There are a few drugs available to treat the symptoms of Alzheimer's. The drugs work by regulating certain chemicals in the brain; the hope is that they will help Alzheimer's patients maintain memory, thinking, speaking, and behavioral skills for a limited time.
- For mild to moderate Alzheimers donepezil, rivastigmine or galantamine may help prevent the symptoms for a limited time.
- Donepezil is also prescribed to treat moderate to severe Alzheimer's, and memantine may be prescribed at this stage as well.
Currently scientists are testing various drugs to see if they can reduce the symptoms, slow the progression of, or even prevent Alzheimers. Additionally, various vaccines and lifestyle changes are being tested.
Currently, different types of research are ongoing to find treatments and effective prevention techniques for Alzheimers. These types of research include basic, translational and clinical research.

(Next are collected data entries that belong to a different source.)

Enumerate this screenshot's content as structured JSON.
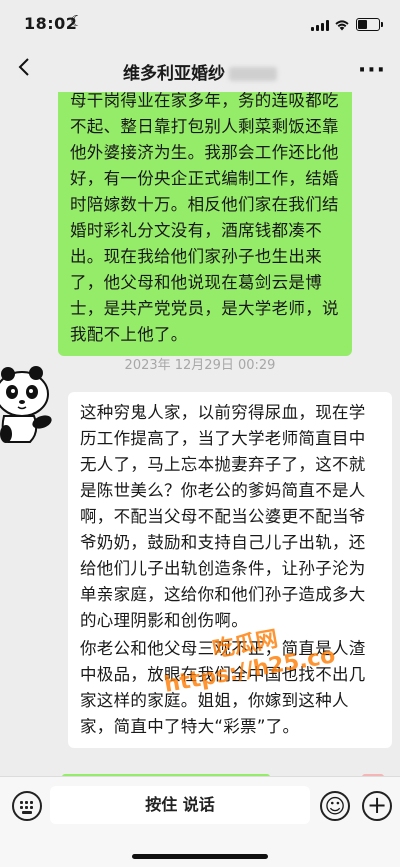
{
  "status_bar": {
    "time": "18:02",
    "moon_icon": "moon-icon",
    "wifi_icon": "wifi-icon",
    "battery_level": 0.5
  },
  "nav": {
    "title": "维多利亚婚纱",
    "back_icon": "chevron-left-icon",
    "more_icon": "more-dots-icon"
  },
  "messages": [
    {
      "side": "right",
      "color": "#95ec69",
      "text": "母干岗得业在家多年，务的连吸都吃不起、整日靠打包别人剩菜剩饭还靠他外婆接济为生。我那会工作还比他好，有一份央企正式编制工作，结婚时陪嫁数十万。相反他们家在我们结婚时彩礼分文没有，酒席钱都凑不出。现在我给他们家孙子也生出来了，他父母和他说现在葛剑云是博士，是共产党党员，是大学老师，说我配不上他了。"
    },
    {
      "side": "left",
      "timestamp": "2023年 12月29日 00:29",
      "avatar_icon": "panda-avatar-icon",
      "paragraphs": [
        "这种穷鬼人家，以前穷得尿血，现在学历工作提高了，当了大学老师简直目中无人了，马上忘本抛妻弃子了，这不就是陈世美么？你老公的爹妈简直不是人啊，不配当父母不配当公婆更不配当爷爷奶奶，鼓励和支持自己儿子出轨，还给他们儿子出轨创造条件，让孙子沦为单亲家庭，这给你和他们孙子造成多大的心理阴影和创伤啊。",
        "你老公和他父母三观不正，简直是人渣中极品，放眼在我们全中国也找不出几家这样的家庭。姐姐，你嫁到这种人家，简直中了特大“彩票”了。"
      ]
    }
  ],
  "watermark": {
    "line1": "吃瓜网",
    "line2": "https://h25.co"
  },
  "input_bar": {
    "keyboard_icon": "keyboard-icon",
    "hold_to_talk_label": "按住 说话",
    "emoji_icon": "emoji-icon",
    "plus_icon": "plus-icon"
  },
  "colors": {
    "sent_bubble": "#95ec69",
    "received_bubble": "#ffffff",
    "background": "#ededed"
  }
}
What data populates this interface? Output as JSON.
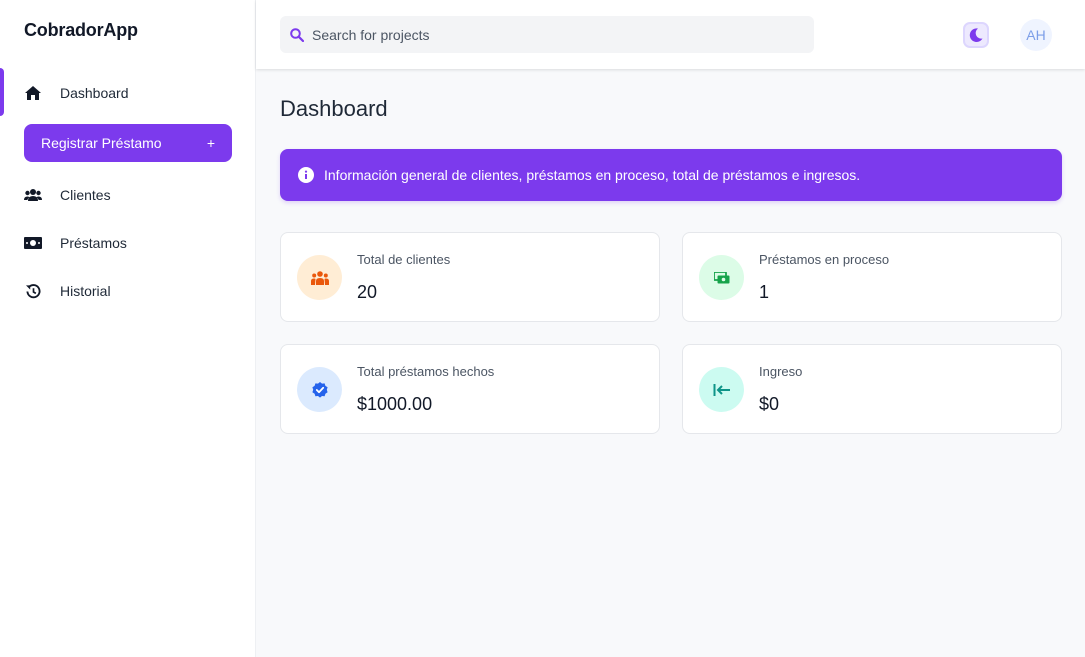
{
  "app": {
    "brand": "CobradorApp"
  },
  "sidebar": {
    "items": [
      {
        "label": "Dashboard",
        "icon": "home-icon"
      },
      {
        "label": "Clientes",
        "icon": "users-icon"
      },
      {
        "label": "Préstamos",
        "icon": "money-icon"
      },
      {
        "label": "Historial",
        "icon": "history-icon"
      }
    ],
    "register_button": {
      "label": "Registrar Préstamo",
      "icon": "plus-icon",
      "plus": "+"
    }
  },
  "header": {
    "search": {
      "placeholder": "Search for projects",
      "value": "",
      "icon": "search-icon"
    },
    "theme_toggle": {
      "icon": "moon-icon"
    },
    "avatar_initials": "AH"
  },
  "main": {
    "title": "Dashboard",
    "alert": {
      "icon": "info-icon",
      "text": "Información general de clientes, préstamos en proceso, total de préstamos e ingresos."
    },
    "cards": [
      {
        "label": "Total de clientes",
        "value": "20",
        "icon": "users-icon"
      },
      {
        "label": "Préstamos en proceso",
        "value": "1",
        "icon": "money-icon"
      },
      {
        "label": "Total préstamos hechos",
        "value": "$1000.00",
        "icon": "check-badge-icon"
      },
      {
        "label": "Ingreso",
        "value": "$0",
        "icon": "arrow-left-to-line-icon"
      }
    ]
  },
  "colors": {
    "accent": "#7c3aed",
    "card_orange_bg": "#ffedd5",
    "card_orange_fg": "#ea580c",
    "card_green_bg": "#dcfce7",
    "card_green_fg": "#16a34a",
    "card_blue_bg": "#dbeafe",
    "card_blue_fg": "#2563eb",
    "card_teal_bg": "#ccfbf1",
    "card_teal_fg": "#0d9488"
  }
}
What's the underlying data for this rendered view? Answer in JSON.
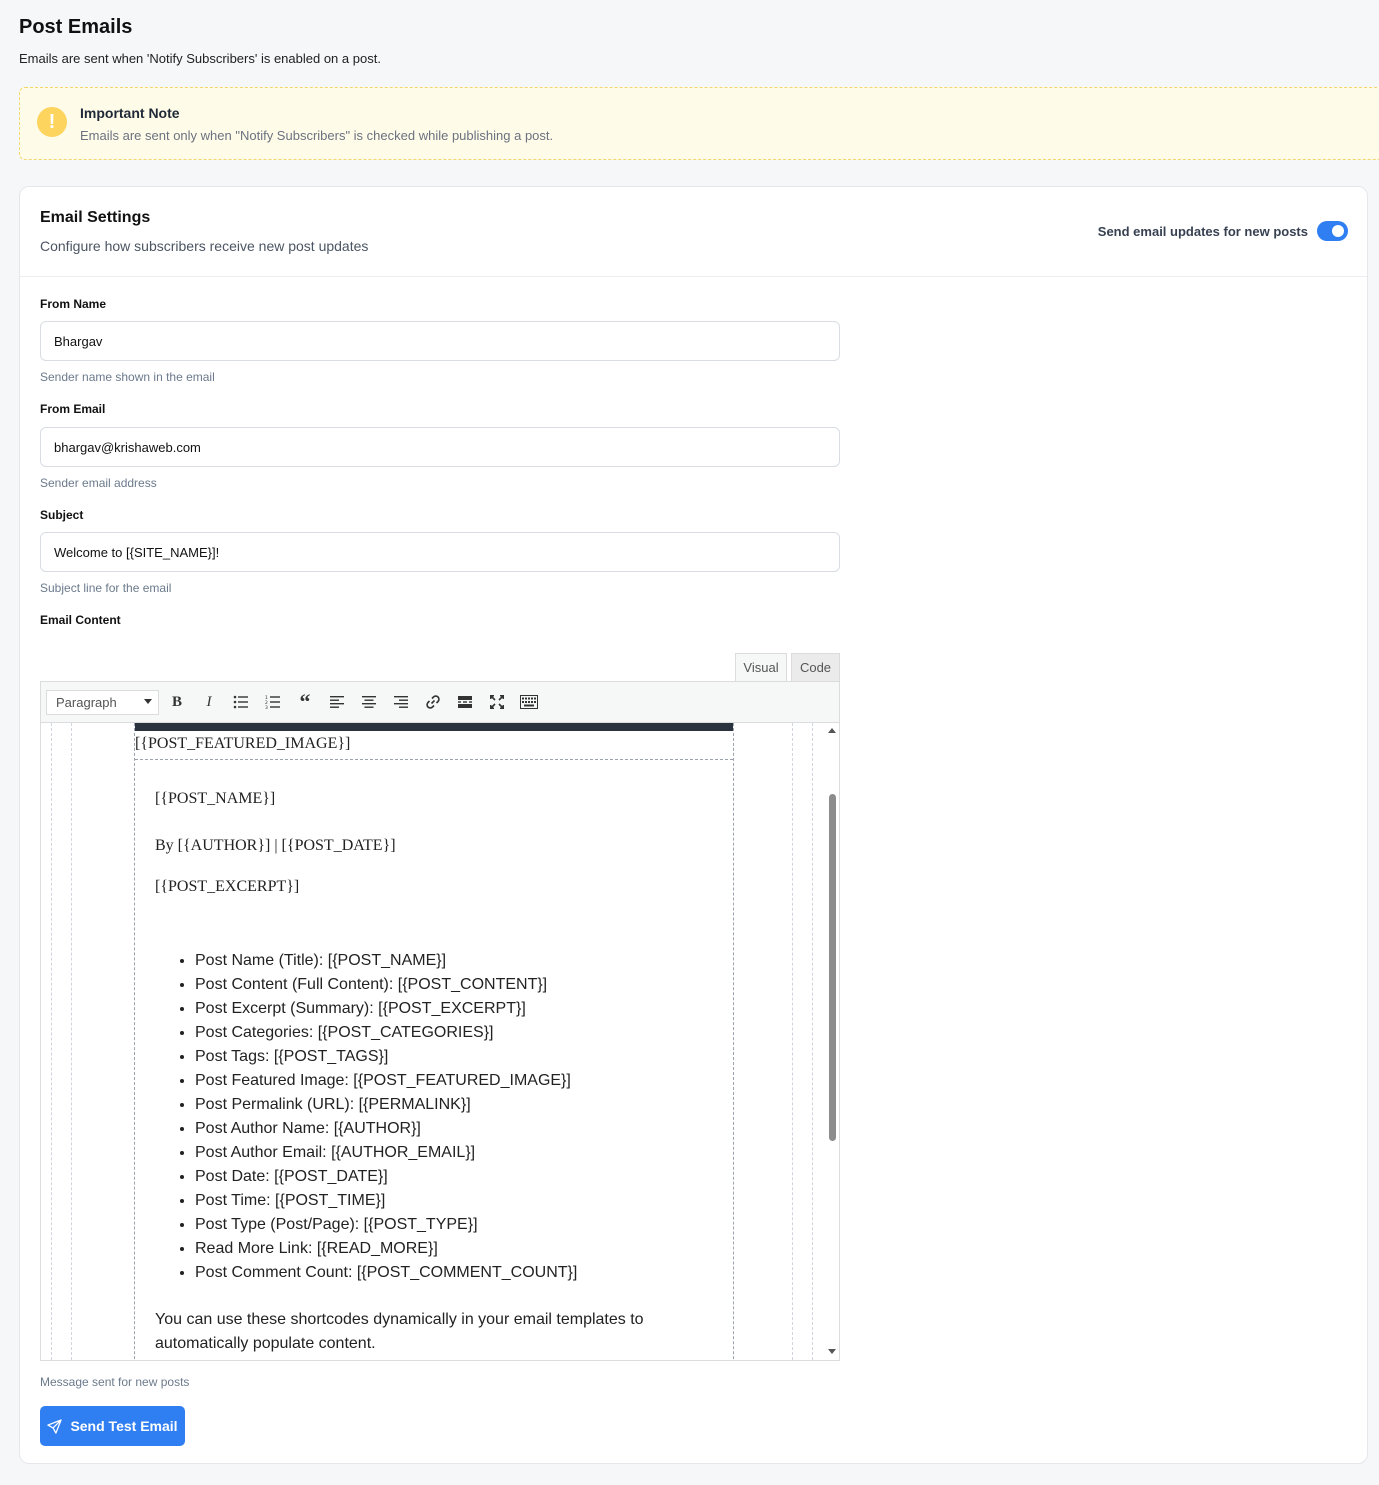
{
  "page": {
    "title": "Post Emails",
    "subtitle": "Emails are sent when 'Notify Subscribers' is enabled on a post."
  },
  "note": {
    "icon": "exclamation-icon",
    "title": "Important Note",
    "text": "Emails are sent only when \"Notify Subscribers\" is checked while publishing a post."
  },
  "settings": {
    "title": "Email Settings",
    "subtitle": "Configure how subscribers receive new post updates",
    "toggle_label": "Send email updates for new posts",
    "toggle_on": true,
    "from_name": {
      "label": "From Name",
      "value": "Bhargav",
      "help": "Sender name shown in the email"
    },
    "from_email": {
      "label": "From Email",
      "value": "bhargav@krishaweb.com",
      "help": "Sender email address"
    },
    "subject": {
      "label": "Subject",
      "value": "Welcome to [{SITE_NAME}]!",
      "help": "Subject line for the email"
    },
    "content": {
      "label": "Email Content",
      "help": "Message sent for new posts"
    }
  },
  "editor": {
    "tabs": {
      "visual": "Visual",
      "code": "Code"
    },
    "format_select": "Paragraph",
    "featured_image": "[{POST_FEATURED_IMAGE}]",
    "post_name": "[{POST_NAME}]",
    "byline": "By [{AUTHOR}] | [{POST_DATE}]",
    "excerpt": "[{POST_EXCERPT}]",
    "shortcodes": [
      "Post Name (Title): [{POST_NAME}]",
      "Post Content (Full Content): [{POST_CONTENT}]",
      "Post Excerpt (Summary): [{POST_EXCERPT}]",
      "Post Categories: [{POST_CATEGORIES}]",
      "Post Tags: [{POST_TAGS}]",
      "Post Featured Image: [{POST_FEATURED_IMAGE}]",
      "Post Permalink (URL): [{PERMALINK}]",
      "Post Author Name: [{AUTHOR}]",
      "Post Author Email: [{AUTHOR_EMAIL}]",
      "Post Date: [{POST_DATE}]",
      "Post Time: [{POST_TIME}]",
      "Post Type (Post/Page): [{POST_TYPE}]",
      "Read More Link: [{READ_MORE}]",
      "Post Comment Count: [{POST_COMMENT_COUNT}]"
    ],
    "footer_text": "You can use these shortcodes dynamically in your email templates to automatically populate content."
  },
  "actions": {
    "send_test": "Send Test Email"
  },
  "colors": {
    "accent": "#2f7ef2",
    "note_bg": "#fefbe8",
    "note_border": "#f3d66c",
    "note_icon": "#fcd45e"
  }
}
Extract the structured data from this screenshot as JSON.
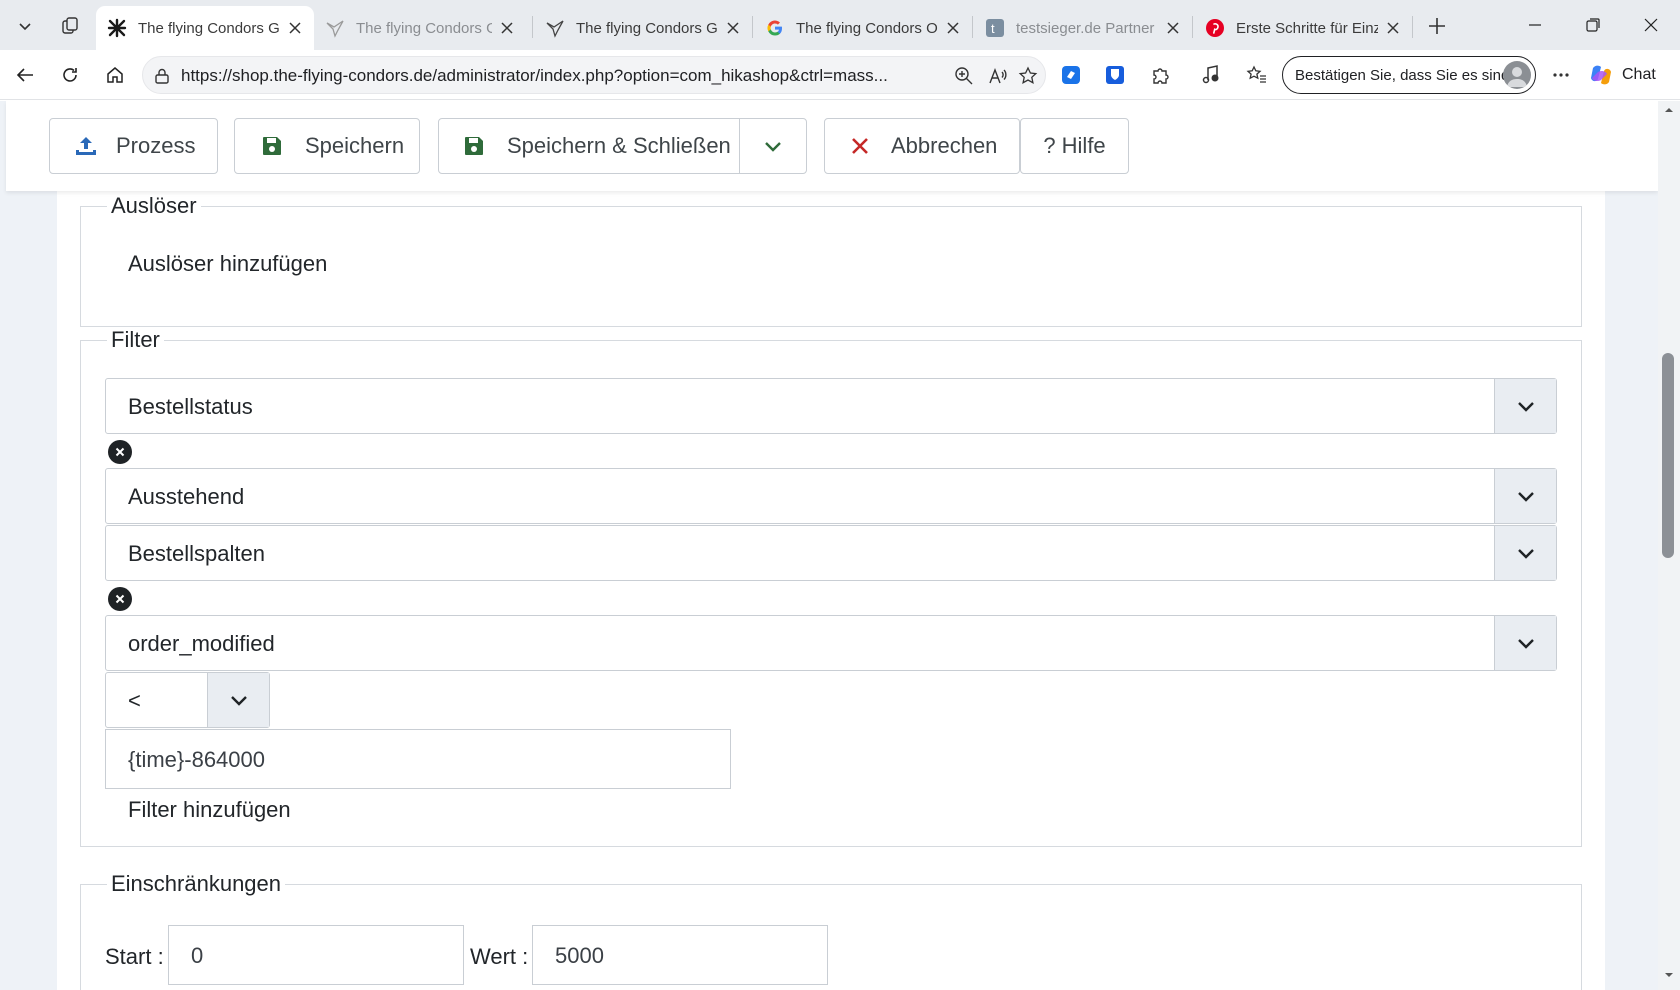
{
  "browser": {
    "tabs": [
      {
        "title": "The flying Condors Gb",
        "icon": "joomla-icon",
        "active": true
      },
      {
        "title": "The flying Condors Gb",
        "icon": "condor-icon",
        "active": false
      },
      {
        "title": "The flying Condors Gb",
        "icon": "condor-icon",
        "active": false
      },
      {
        "title": "The flying Condors On",
        "icon": "google-icon",
        "active": false
      },
      {
        "title": "testsieger.de Partner (",
        "icon": "testsieger-icon",
        "active": false
      },
      {
        "title": "Erste Schritte für Einze",
        "icon": "pinterest-icon",
        "active": false
      }
    ],
    "url": "https://shop.the-flying-condors.de/administrator/index.php?option=com_hikashop&ctrl=mass...",
    "profile_label": "Bestätigen Sie, dass Sie es sind",
    "chat_label": "Chat"
  },
  "toolbar": {
    "process_label": "Prozess",
    "save_label": "Speichern",
    "save_close_label": "Speichern & Schließen",
    "cancel_label": "Abbrechen",
    "help_label": "? Hilfe"
  },
  "colors": {
    "process_icon": "#2a69b8",
    "save_icon": "#2f6b3a",
    "cancel_icon": "#c52827"
  },
  "trigger": {
    "legend": "Auslöser",
    "add_label": "Auslöser hinzufügen"
  },
  "filter": {
    "legend": "Filter",
    "type_1": "Bestellstatus",
    "status_value": "Ausstehend",
    "type_2": "Bestellspalten",
    "column_value": "order_modified",
    "operator_value": "<",
    "value_input": "{time}-864000",
    "add_label": "Filter hinzufügen"
  },
  "limits": {
    "legend": "Einschränkungen",
    "start_label": "Start :",
    "start_value": "0",
    "value_label": "Wert :",
    "value_value": "5000"
  }
}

- Basic research studies the most fundamental level of Alzheimers: the cellular and molecular processes in the brain, and the role of the genes in a person's risk of developing Alzheimers.
- Translational research allows the flow of information from the laboratory to be applied as clinical tests. For example, a new drug is being researched and developed to stabilize cell structures that help transport nutrients and block dangerous proteins in the brain.
- Clinical research is being done to observe and gather information on people to find out whether a behavior or drug actually slows, delays or prevents Alzheimers.
Alzheimers disease is a progressive disease that slowly destroys memory and thinking skills and, eventually, the ability to do simple things. While there is no cure, there are numerous treatments to help slow the progression of Alzheimer's, and research is ongoing to help future generations fight Alzheimers disease.